On Monday, Joe Hosteen Kellwood died. He was a Marine Corps vet who served in the Pacific during World War 2. That might sound like enough for him to be remembered, but there is one more thing that made him stand out. He was born Navajo, and therein lies the real story.
In World War Two, code-breaking was as vital a weapon as any carried on the battlefield. Much has been written and filmed about the famous British and Polish efforts to break the Germans’ Enigma code. The Battle of Midway in the Pacific turned on the US knowing where the Japanese fleet would be, and knowing this allowed our heavily outnumbered forces to sink four of the six large aircraft carriers of the Imperial Japanese Navy.
But the Japanese were no slouches at breaking our codes. The Marine Corps were casting about for some coding system that would be very difficult, if not impossible, to break. They stumbled onto an interesting fact – the Navajo language has no written form. It is purely verbal, passed on through oral lessons. The Marines latched onto this, and created a code utilising Navajo words such as “tortoise” for tank, and so forth. This code was used throughout the Pacific on the last two years of the war, and was never broken by the Japanese.
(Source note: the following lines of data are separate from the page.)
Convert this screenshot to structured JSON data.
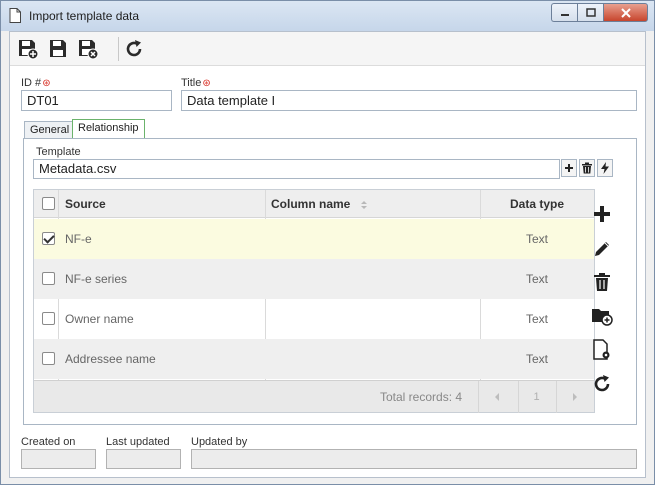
{
  "window": {
    "title": "Import template data",
    "minimize_icon": "minimize-icon",
    "maximize_icon": "maximize-icon",
    "close_icon": "close-icon"
  },
  "toolbar": {
    "buttons": [
      "save-new-icon",
      "save-icon",
      "save-close-icon",
      "refresh-icon"
    ]
  },
  "form": {
    "id_label": "ID #",
    "id_value": "DT01",
    "title_label": "Title",
    "title_value": "Data template I"
  },
  "tabs": [
    {
      "label": "General",
      "active": false
    },
    {
      "label": "Relationship",
      "active": true
    }
  ],
  "template": {
    "label": "Template",
    "value": "Metadata.csv"
  },
  "grid": {
    "columns": [
      "Source",
      "Column name",
      "Data type"
    ],
    "rows": [
      {
        "source": "NF-e",
        "column_name": "",
        "data_type": "Text",
        "checked": true
      },
      {
        "source": "NF-e series",
        "column_name": "",
        "data_type": "Text",
        "checked": false
      },
      {
        "source": "Owner name",
        "column_name": "",
        "data_type": "Text",
        "checked": false
      },
      {
        "source": "Addressee name",
        "column_name": "",
        "data_type": "Text",
        "checked": false
      }
    ],
    "total_records": "Total records: 4",
    "page": "1"
  },
  "side_tools": [
    "add-icon",
    "edit-icon",
    "delete-icon",
    "folder-add-icon",
    "document-settings-icon",
    "refresh-icon"
  ],
  "footer": {
    "created_on_label": "Created on",
    "created_on_value": "",
    "last_updated_label": "Last updated",
    "last_updated_value": "",
    "updated_by_label": "Updated by",
    "updated_by_value": ""
  },
  "colors": {
    "selected_row": "#fbfbe0",
    "required_marker": "#d93025",
    "active_tab_border": "#6bb36b"
  }
}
Joe Kellwood was one of these men, called “Code Talkers”, who used their knowledge of the Navajo language to relay orders and information across the unsecured radio links, coordinating troop movements, artillery and air strikes, and all the details required to ensure American victory over the Japanese throughout the Pacific. (For a very good retelling of the Code Talker story, watch the movie “Windtalkers” with Nicholas Cage and Adam Beach. The combat scenes are a bit overdone, and some of the facts are played fast and loose, but the movie presents an excellent introduction to the Navajo code system for those who are unfamiliar with it.)
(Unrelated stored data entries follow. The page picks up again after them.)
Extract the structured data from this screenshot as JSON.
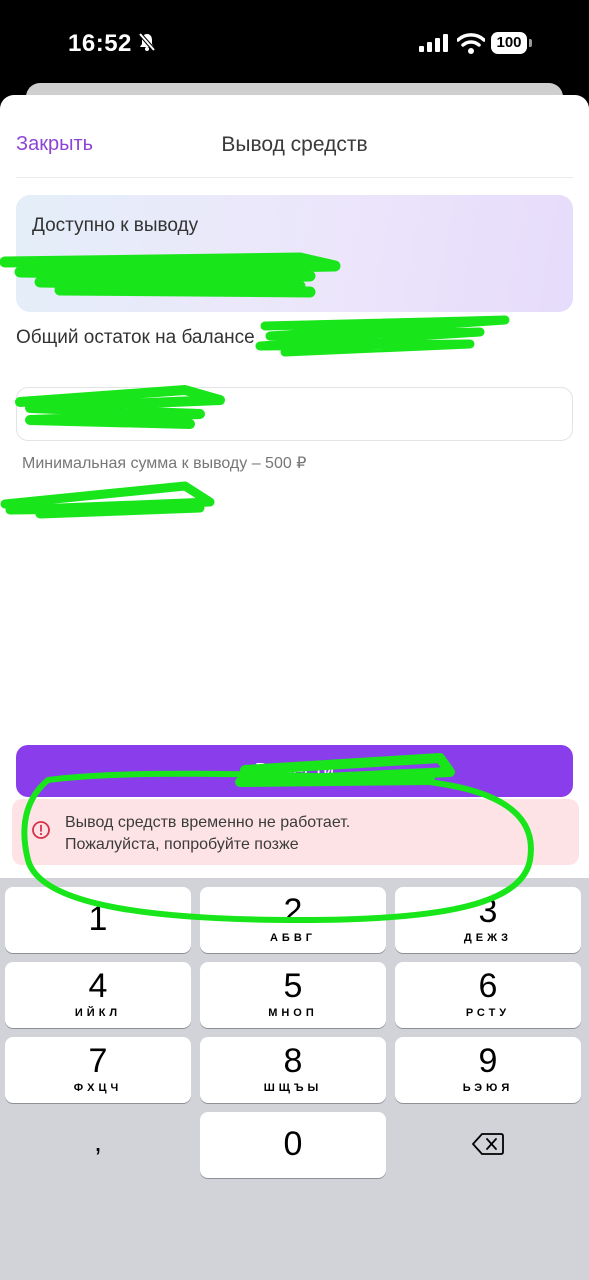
{
  "status_bar": {
    "time": "16:52",
    "battery": "100"
  },
  "header": {
    "close_label": "Закрыть",
    "title": "Вывод средств"
  },
  "available": {
    "label": "Доступно к выводу"
  },
  "balance": {
    "label": "Общий остаток на балансе"
  },
  "amount": {
    "placeholder": ""
  },
  "min_note": "Минимальная сумма к выводу –  500 ₽",
  "submit": {
    "label": "Вывести"
  },
  "error": {
    "line1": "Вывод средств временно не работает.",
    "line2": "Пожалуйста, попробуйте позже"
  },
  "keyboard": {
    "keys": [
      {
        "digit": "1",
        "letters": ""
      },
      {
        "digit": "2",
        "letters": "АБВГ"
      },
      {
        "digit": "3",
        "letters": "ДЕЖЗ"
      },
      {
        "digit": "4",
        "letters": "ИЙКЛ"
      },
      {
        "digit": "5",
        "letters": "МНОП"
      },
      {
        "digit": "6",
        "letters": "РСТУ"
      },
      {
        "digit": "7",
        "letters": "ФХЦЧ"
      },
      {
        "digit": "8",
        "letters": "ШЩЪЫ"
      },
      {
        "digit": "9",
        "letters": "ЬЭЮЯ"
      },
      {
        "digit": "0",
        "letters": ""
      }
    ],
    "comma": ","
  },
  "colors": {
    "accent": "#8a3dea",
    "link": "#8d44d6",
    "error_bg": "#fde3e6",
    "error_icon": "#d6324a",
    "scribble": "#18e61a"
  }
}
Joe’s older brother died just 3 days before. He, too, served the US as an airman in the US Army Air Forces in Europe. While both of them are heroes whose lives deserve to be remembered and cherished, the unique contribution of Joe Kellwood to the success of our Pacific Theatre campaigns should be known by all. In the great pool of irony that is war, the Code Talkers showed that an ancient traditional language could outdo the most modern weapons in assuring victory.